В кустах вдруг послышался громкий писк. Не там, где засели злобные барбосы, а к нам поближе. Я обернулся. Над травой показался черный сучок, который с воплями торопился к аллее. Он выбрался на открытое место и оказался котенком с задранным хвостом. Зверь порскнул мне под ноги, вскарабкался по штанине и двинулся было вверх по майке, но я его перехватил.

– Ты что затеял? Я не дерево.

Котенок заглушил свой пронзительный писк и замурлыкал. Точь-в-точь моторчик включил. Кроха – в ладони двоих таких можно поместить; и тощий, пыльный – совсем как я. Уродец: мордаха страшная, уши большие, весь черный, как чертенок, но ласковый. Поднялся на задние лапы, передними мне в грудь уперся и принялся тереться об меня башкой. Хрюндель эдакий. Я погладил его и посмотрел на шерифа.

– Ишь, нашел родственную душу, – проворчал он.

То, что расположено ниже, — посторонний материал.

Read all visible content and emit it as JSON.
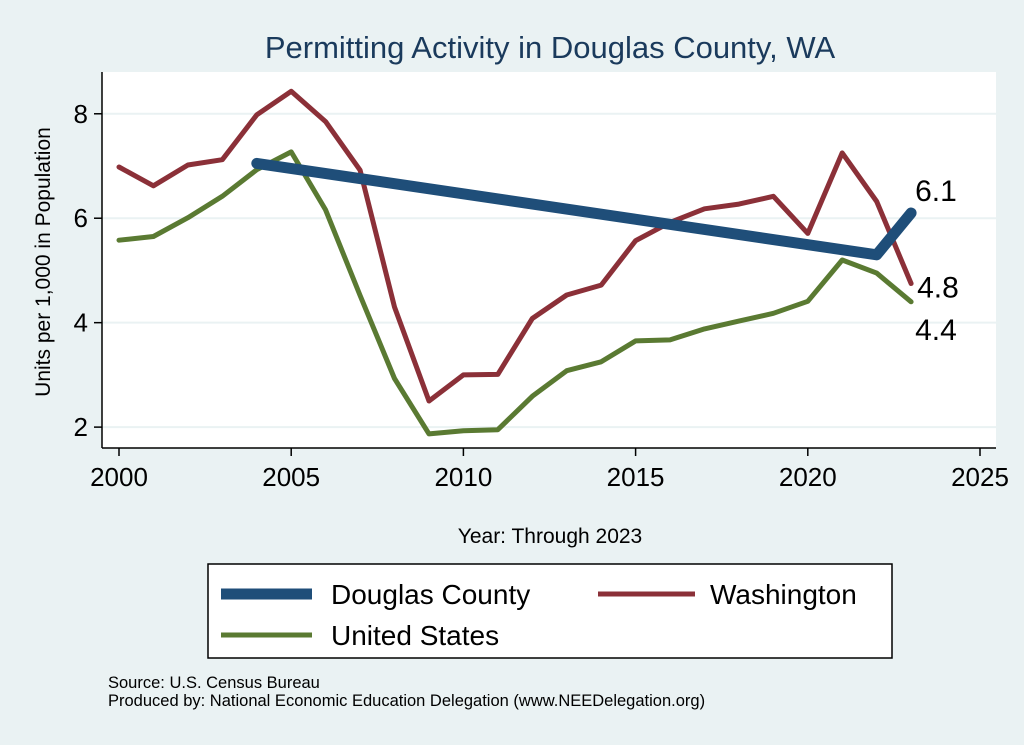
{
  "chart_data": {
    "type": "line",
    "title": "Permitting Activity in Douglas County, WA",
    "xlabel": "Year: Through 2023",
    "ylabel": "Units per 1,000 in Population",
    "xlim": [
      2000,
      2025
    ],
    "ylim": [
      1.6,
      8.8
    ],
    "xticks": [
      2000,
      2005,
      2010,
      2015,
      2020,
      2025
    ],
    "yticks": [
      2,
      4,
      6,
      8
    ],
    "grid": true,
    "series": [
      {
        "name": "Douglas County",
        "color": "#1f4e79",
        "width": 11,
        "x": [
          2004,
          2022,
          2023
        ],
        "values": [
          7.05,
          5.3,
          6.1
        ]
      },
      {
        "name": "Washington",
        "color": "#8b3038",
        "width": 5,
        "x": [
          2000,
          2001,
          2002,
          2003,
          2004,
          2005,
          2006,
          2007,
          2008,
          2009,
          2010,
          2011,
          2012,
          2013,
          2014,
          2015,
          2016,
          2017,
          2018,
          2019,
          2020,
          2021,
          2022,
          2023
        ],
        "values": [
          6.98,
          6.62,
          7.02,
          7.12,
          7.98,
          8.43,
          7.85,
          6.92,
          4.3,
          2.5,
          3.0,
          3.01,
          4.08,
          4.53,
          4.72,
          5.57,
          5.92,
          6.18,
          6.27,
          6.42,
          5.71,
          7.25,
          6.32,
          4.75
        ]
      },
      {
        "name": "United States",
        "color": "#5a7a32",
        "width": 5,
        "x": [
          2000,
          2001,
          2002,
          2003,
          2004,
          2005,
          2006,
          2007,
          2008,
          2009,
          2010,
          2011,
          2012,
          2013,
          2014,
          2015,
          2016,
          2017,
          2018,
          2019,
          2020,
          2021,
          2022,
          2023
        ],
        "values": [
          5.58,
          5.65,
          6.01,
          6.42,
          6.93,
          7.27,
          6.16,
          4.52,
          2.93,
          1.87,
          1.93,
          1.95,
          2.59,
          3.08,
          3.25,
          3.65,
          3.67,
          3.88,
          4.03,
          4.18,
          4.41,
          5.2,
          4.95,
          4.4
        ]
      }
    ],
    "end_labels": [
      {
        "series": "Douglas County",
        "text": "6.1"
      },
      {
        "series": "Washington",
        "text": "4.8"
      },
      {
        "series": "United States",
        "text": "4.4"
      }
    ],
    "legend": {
      "placement": "bottom",
      "entries": [
        "Douglas County",
        "Washington",
        "United States"
      ]
    }
  },
  "source": {
    "line1": "Source: U.S. Census Bureau",
    "line2": "Produced by: National Economic Education Delegation (www.NEEDelegation.org)"
  }
}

Котенок решил дело. – Ладно, черт с тобой. Залазь. – Шериф уселся на водительское место.

Мы с Хрюнделем поместились рядом, «эскорт» тронул с места и покатил по аллее.

Парк у тетушки большой. Астрономическая зима была в разгаре, но Летный построен в теплом поясе, и времена года в нем отличишь едва-едва – все зелено, вечно цветет.

«Эскорт» выкатился на площадку. Шериф бросил на меня угрюмый взгляд, скривился, хрюкнул и подрулил к ступеням, которые вели к дому на холме. Дом у тетки точно дворец. Серо-голубой камень стен, белые полуколонны, стрельчатые окна, террасы, висячие сады, фонтаны… И тетушка Марион, которая сбегает по ступеням.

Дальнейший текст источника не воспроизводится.